Domingo de la Presentación del Señor

Fiesta de la vida consagrada

Presentación del Señor

La fiesta de la Presentación del Señor, cuarenta días después de su nacimiento, destaca con especial relieve un episodio particular en la vida de la Sagrada Familia:  según la ley mosaica, María y José llevan al niño Jesús al templo de Jerusalén para ofrecerlo al Señor (cf. Lc 2,22). Simeón y Ana, inspirados por Dios, reconocen en aquel Niño al Mesías tan esperado y profetizan sobre él.
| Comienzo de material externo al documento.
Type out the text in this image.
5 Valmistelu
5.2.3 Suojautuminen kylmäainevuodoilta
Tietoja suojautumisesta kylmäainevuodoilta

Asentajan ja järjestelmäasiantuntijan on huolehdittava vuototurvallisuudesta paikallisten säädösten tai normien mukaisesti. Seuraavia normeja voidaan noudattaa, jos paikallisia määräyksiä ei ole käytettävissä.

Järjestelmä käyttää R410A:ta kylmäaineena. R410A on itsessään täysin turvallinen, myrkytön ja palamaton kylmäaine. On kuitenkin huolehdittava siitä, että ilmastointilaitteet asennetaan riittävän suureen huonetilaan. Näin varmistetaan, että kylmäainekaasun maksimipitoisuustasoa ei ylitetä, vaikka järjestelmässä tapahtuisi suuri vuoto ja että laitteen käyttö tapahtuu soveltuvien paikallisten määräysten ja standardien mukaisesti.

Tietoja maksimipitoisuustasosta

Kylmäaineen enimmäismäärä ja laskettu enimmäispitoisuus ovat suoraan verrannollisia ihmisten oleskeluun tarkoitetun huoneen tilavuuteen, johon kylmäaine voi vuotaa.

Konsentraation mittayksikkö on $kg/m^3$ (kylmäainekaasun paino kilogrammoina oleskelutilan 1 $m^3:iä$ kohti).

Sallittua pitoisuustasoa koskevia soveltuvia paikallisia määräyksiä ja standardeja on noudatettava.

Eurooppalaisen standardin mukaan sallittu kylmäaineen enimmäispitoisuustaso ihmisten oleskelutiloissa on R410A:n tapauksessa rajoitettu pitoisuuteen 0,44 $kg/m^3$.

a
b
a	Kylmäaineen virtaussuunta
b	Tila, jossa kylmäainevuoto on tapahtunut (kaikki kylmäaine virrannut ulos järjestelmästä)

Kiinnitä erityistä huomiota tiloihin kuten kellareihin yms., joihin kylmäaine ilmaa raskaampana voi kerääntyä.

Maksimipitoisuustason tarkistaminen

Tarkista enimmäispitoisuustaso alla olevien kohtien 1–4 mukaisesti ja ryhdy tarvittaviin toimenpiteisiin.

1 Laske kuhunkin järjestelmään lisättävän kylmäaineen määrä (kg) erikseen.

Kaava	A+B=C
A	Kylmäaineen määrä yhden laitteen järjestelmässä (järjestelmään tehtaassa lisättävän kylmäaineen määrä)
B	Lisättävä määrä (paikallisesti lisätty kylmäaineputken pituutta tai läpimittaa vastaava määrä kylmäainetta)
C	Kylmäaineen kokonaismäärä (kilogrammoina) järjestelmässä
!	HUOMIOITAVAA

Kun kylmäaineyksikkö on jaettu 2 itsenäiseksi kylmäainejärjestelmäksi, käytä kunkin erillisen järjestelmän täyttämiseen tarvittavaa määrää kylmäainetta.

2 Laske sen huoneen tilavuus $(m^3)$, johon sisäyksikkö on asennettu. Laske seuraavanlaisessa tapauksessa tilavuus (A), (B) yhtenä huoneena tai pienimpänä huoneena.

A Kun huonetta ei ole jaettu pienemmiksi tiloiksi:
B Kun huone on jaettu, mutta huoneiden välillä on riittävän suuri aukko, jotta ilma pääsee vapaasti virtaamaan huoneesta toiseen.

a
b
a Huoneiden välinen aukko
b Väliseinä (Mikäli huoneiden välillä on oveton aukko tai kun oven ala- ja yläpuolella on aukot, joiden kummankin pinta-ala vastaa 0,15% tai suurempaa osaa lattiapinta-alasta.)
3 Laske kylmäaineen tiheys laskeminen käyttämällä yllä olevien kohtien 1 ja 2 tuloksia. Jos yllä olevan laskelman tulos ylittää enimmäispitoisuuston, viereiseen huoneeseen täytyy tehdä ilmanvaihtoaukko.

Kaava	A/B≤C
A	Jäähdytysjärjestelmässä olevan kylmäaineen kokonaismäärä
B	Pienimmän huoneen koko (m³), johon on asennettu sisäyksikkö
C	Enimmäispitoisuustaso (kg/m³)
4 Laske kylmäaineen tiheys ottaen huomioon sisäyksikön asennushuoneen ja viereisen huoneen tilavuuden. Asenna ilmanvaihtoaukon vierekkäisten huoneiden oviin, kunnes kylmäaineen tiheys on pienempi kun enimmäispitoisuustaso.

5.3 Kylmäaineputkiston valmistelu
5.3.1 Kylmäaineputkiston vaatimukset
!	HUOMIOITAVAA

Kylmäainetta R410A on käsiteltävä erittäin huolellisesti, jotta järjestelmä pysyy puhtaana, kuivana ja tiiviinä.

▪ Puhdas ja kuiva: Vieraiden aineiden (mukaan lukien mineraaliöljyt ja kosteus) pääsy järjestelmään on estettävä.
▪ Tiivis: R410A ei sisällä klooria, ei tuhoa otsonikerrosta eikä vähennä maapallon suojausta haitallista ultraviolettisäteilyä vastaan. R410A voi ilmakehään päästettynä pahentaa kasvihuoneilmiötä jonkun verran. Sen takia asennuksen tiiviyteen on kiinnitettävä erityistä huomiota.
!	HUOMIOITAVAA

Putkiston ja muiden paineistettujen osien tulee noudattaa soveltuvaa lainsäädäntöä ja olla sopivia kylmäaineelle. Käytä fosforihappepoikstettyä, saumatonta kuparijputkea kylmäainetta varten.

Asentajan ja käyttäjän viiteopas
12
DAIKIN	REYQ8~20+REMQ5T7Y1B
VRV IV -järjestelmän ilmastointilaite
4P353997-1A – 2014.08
Solemne y a la vez sencillo misterio, éste, en el que la santa Iglesia celebra a Cristo, el Consagrado del Padre, primogénito de la nueva humanidad.

La sugestiva procesión con cirios, allí donde tan luminosa ceremonia se celebra -porque a veces se omite-, nos hace revivir la majestuosa entrada, cantada en el salmo responsorial, de Aquel que es «el rey de la gloria», «el Señor, fuerte en la guerra» (Sal 23,7.8). Ese Dios fuerte que entra en el templo es el niño Jesús, en brazos de su madre, la Virgen María. La Sagrada Familia cumple lo que prescribía la Ley, a saber:  la purificación de la madre, la ofrenda del primogénito a Dios y su rescate mediante un sacrificio.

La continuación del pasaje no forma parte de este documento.